Summary:This debut novel, inspired by the life of the author's Korean mother, is a beautiful, deliberate and satisfying story spanning 30 years of Korean history. The tradition-bound aristocratic calligrapher Han refuses to name his daughter because she is born just as the Japanese occupy Korea early in the 20th century. When Han finds a husband for Najin (nicknamed after her mother's birthplace) at 14, her mother objects and instead sends her to the court of the doomed royal Yi family to learn refinement. Najin goes to college and becomes a teacher, proving herself not only as a scholar but as a patriot and humanitarian. She returns home to marry, but her new husband goes without her to study in America when she is denied a visa. As the Japanese systematically obliterate ancient Korean culture and the political climate worsens, so do Najin's fortunes. Her family is reduced to poverty, their home is seized and Najin is imprisoned as a spy while WWII escalates. The author writes at a languorous pace, choosing not to sully her elegant pages with raw brutality, but the key to the story is Korea's monumental suffering at the hands of the Japanese. ~amazon.com

Review: I love reading historical fiction for the reason that I almost always learn something new and in the case of The Calligrapher's Daughter it is no different. As much as I loved the personal aspect of the story, the history was just as interesting and informative. There's so much history out there that you never learn about. For instance I never knew that: 1) Korea was heavily influenced by Chinese culture, 2) Korea was under Japanese rule 3) The major religion in Korea was Christianity thanks to the influence of Western Missionaries, and 4) Most Koreans felt Christianity was a good fit with Confucianism because of the same morals and they could still practice traditions.

With all of that being said, this novel is a very personal one since it's based on the author's mother's life. With that said it's a work of fiction and not a memoir. We meet Najin when she is 4 years old and follow her through most of her life, which also chronicles the Japanese occupation of Korea. This is the reason that her father won't name her; she was born the day that Japan was declared the ruler of Korea.

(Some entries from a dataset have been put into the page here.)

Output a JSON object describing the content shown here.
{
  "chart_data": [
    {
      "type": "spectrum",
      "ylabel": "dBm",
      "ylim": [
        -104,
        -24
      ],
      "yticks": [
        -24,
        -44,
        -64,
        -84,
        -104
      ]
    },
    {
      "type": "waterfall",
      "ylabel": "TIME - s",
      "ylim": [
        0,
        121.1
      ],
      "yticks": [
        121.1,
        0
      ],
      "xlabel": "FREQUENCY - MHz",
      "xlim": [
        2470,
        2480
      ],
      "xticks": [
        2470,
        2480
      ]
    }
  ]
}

What I enjoyed most about the book was the relationship between Najin and her mother. I also loved the fact that the author made these women both strong in character and strong in mind. Perhaps it's knowing that these women existed in a time when women were not allowed to think for themselves and consider careers outside the home. We see Najin develop into a lovely, independent woman who find that her father's way of thinking is so classical.

The one character that I did not like at all was Islun, Najin's younger brother. He was a brat growing up and became an extremely self-centered man. He only ever thought of himself and drove his family into poverty because of his selfishness.

My favorite part of the book was when Najin marries Calvin and her life after that. I felt that she really came into her own and proved what she was made of, not only to herself but to her father as well.

I would highly recommend this book if you are a fan of historical fiction and particularly of Asian Historical Fiction. I will warn you the book can go into serious detail and does drag at parts, but the end result is well worth it.

I would love to know what happened to Ms. Kim's mother and father and how they came to the U.S.

Stay tuned to the blog for a giveaway of this wonderful book and a Q&A with Ms. Kim.

Final Take: 4.0/5


Diane October 13, 2009 at 3:06 PM  

I thought this book was great too; lovely cover as well. Great review you wrote; thanks

Serena October 15, 2009 at 4:07 PM  

I've got this on the tbr list already and I can't wait to get to it.